The notice requirements depend on whether the claimant has a direct contract with the bonded contractor. Claimants who are in privity (have a direct contract with the contractor) are not required to serve a preliminary notice. Claimants who are not in privity (sub-subcontractors, second-tier suppliers, etc.) must serve written notice on the contractor within 90 days after the date on which the claimant last performed labor or last furnished materials. The notice must state the amount claimed, the name of the party for whom the work was performed, and a description of the labor or materials furnished. It must be served by registered or certified mail.
Under CRS § 38-26-107, no suit on the payment bond may be commenced after six months from the date on which the claimant last performed labor or last furnished materials. This six-month statute of limitations is notably shorter than the one-year deadline found in many other states and under the federal Miller Act. Colorado claimants must act promptly. Missing this deadline permanently bars recovery on the bond. Claimants should consult with an attorney immediately upon identifying a payment issue.
No. Colorado does not have a statewide contractor licensing system for general contractors and therefore does not have a statewide contractor license bond requirement. Contractor licensing in Colorado is handled at the local level by individual cities, counties, and municipalities. Some jurisdictions — such as Denver and Colorado Springs — require local contractor licenses and may impose local bonding requirements, but these vary significantly by jurisdiction. Certain specialty trades (electrical, plumbing) are licensed at the state level through DORA, but general contractors are not.

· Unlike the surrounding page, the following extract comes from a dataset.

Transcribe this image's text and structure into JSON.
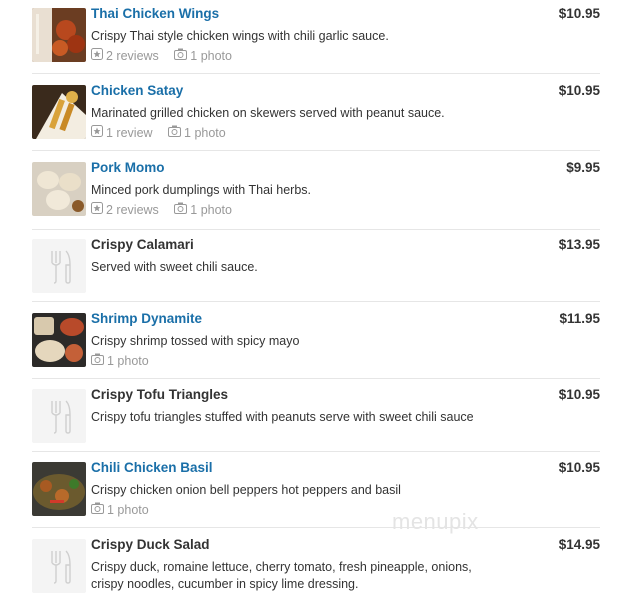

No. Mechanic's liens cannot be filed against public property in Colorado. This is a fundamental principle of construction law that applies in all 50 states. On Colorado public projects, the payment bond required under CRS § 38-26-106 serves as the substitute for mechanic's lien rights. If you are a subcontractor or supplier who has not been paid on a Colorado public project, your remedy is to make a claim against the contractor's payment bond rather than filing a lien. On private projects, Colorado's mechanic's lien statute (CRS § 38-22-101 et seq.) provides lien rights.
Colorado contract bond premiums typically range from 1% to 3% of the bond amount (which usually equals the contract price) for well-qualified contractors. The exact premium rate depends on several factors, including the contractor's personal and business credit scores, financial statements (balance sheet strength, working capital, net worth), years of construction experience in Colorado, project size and type, and current work backlog. New contractors or those with credit challenges may pay higher rates. Bid bonds are always free through Surety Specialist. As an example, a Colorado contractor bonding a $2,000,000 public project might pay $20,000 to $50,000 in combined performance and payment bond premiums.
Colorado is one of the strongest construction markets in the western United States. Rapid population growth along the Front Range corridor drives significant residential and commercial development, while major public infrastructure projects — including CDOT highway and tunnel construction, RTD transit expansion, Denver International Airport improvements, and water infrastructure development — create robust demand for contract surety bonds. The state's unique mountain geography, extreme weather conditions, and high-altitude construction challenges are factors that sureties consider when underwriting Colorado projects. Federal military spending at installations like the U.S. Air Force Academy, Peterson Space Force Base, and Fort Carson also contributes to construction volume.